A favorite way to scare the electorate is to throw big numerators around with no denominators to give those giant numerators any context.
This sort of game-playing happens with budget numbers all the time. If I wanted to convince readers that we were spending a huge amount trying to help the poor, I could say that we are spending more than $17 billion a year on Temporary Assistance for Needy Families (TANF), the program created by the 1996 welfare reform law. I might convince readers of our generosity to the world’s poor by noting that we spend $31 billion a year on foreign aid. But people would probably be far less impressed if they were told that TANF spending was just over 0.4 percent of the total budget and foreign aid was equal to 0.8 percent of federal spending.
The practice of expressing budget numbers in dollar terms that virtually no one understands is inexcusable.
In a display of fake long-term thinking, Republicans whine about the interest payments our grandchildren will have to pay on the deficit, while neglecting to consider the more likely long-term effects of eliminating the deficit as if the deficit is occurring in a vacuum.
We should remember that we will pass down a whole society to our kids—including the natural environment that underwrites the quality of life of future generations.
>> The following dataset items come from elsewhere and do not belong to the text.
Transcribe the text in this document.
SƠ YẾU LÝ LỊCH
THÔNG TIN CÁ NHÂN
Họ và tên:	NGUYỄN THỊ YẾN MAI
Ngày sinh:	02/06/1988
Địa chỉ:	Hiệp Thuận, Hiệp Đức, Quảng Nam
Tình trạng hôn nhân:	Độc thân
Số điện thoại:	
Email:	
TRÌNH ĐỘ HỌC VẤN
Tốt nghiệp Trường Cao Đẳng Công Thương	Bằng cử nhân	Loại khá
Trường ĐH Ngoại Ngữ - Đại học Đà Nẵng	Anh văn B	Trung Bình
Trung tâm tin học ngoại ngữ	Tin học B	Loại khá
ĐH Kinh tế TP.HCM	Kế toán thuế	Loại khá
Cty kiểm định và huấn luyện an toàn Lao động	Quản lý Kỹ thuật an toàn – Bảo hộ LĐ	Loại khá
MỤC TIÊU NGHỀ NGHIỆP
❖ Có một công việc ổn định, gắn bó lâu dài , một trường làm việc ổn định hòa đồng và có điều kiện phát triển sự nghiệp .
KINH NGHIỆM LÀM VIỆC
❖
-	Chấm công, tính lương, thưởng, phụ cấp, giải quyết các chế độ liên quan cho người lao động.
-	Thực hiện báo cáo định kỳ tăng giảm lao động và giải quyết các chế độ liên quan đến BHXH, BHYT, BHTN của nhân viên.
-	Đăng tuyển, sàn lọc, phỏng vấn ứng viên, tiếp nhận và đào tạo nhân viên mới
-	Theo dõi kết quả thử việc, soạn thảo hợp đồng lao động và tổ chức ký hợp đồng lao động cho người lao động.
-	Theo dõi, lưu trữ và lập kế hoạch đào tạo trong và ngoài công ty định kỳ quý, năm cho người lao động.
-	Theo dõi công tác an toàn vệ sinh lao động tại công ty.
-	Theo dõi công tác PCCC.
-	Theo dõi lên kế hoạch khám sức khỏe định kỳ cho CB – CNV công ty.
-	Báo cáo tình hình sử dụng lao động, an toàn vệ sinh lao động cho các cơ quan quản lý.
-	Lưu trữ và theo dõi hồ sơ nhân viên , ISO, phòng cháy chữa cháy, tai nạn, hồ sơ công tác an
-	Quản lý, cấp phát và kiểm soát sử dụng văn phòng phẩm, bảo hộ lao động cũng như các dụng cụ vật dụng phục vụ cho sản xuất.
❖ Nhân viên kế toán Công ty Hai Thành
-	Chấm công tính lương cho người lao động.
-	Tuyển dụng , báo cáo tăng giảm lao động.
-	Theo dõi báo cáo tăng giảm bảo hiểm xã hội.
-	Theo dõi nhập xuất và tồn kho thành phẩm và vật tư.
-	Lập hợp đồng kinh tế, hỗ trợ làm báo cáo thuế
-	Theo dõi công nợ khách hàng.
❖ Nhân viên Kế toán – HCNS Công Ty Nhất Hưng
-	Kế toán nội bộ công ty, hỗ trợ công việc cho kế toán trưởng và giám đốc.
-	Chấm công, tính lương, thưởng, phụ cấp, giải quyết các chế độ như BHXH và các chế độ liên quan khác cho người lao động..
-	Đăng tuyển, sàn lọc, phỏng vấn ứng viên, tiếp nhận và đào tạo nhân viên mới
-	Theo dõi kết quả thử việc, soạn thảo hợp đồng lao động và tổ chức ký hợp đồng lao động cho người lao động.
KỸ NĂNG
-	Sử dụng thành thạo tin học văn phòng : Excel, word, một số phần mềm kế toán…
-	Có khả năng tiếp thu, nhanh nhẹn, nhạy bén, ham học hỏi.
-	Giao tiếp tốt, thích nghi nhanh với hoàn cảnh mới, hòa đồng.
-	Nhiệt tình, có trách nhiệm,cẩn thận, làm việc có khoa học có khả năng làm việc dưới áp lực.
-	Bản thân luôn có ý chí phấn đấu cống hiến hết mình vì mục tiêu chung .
If the cost of ensuring that large numbers of children do not grow up in poverty and that the planet is not destroyed by global warming is a somewhat higher current or future tax burden, that hardly seems like a bad deal—especially if the burden is apportioned fairly. Now suppose, by contrast, that we hand our kids a country in which large segments of the population are unhealthy and uneducated and the environment has been devastated by global warming, but we have managed to pay off the national debt.
Please read the entire article. thebaffler.com/...
None of the foregoing is news to the Republican leadership. Since they are allergic to accepting the blame for the effects of their policies, naturally they must find a scapegoat. Heaven forbid they should blame the white policymakers. Instead they blame the most vulnerable policy victims.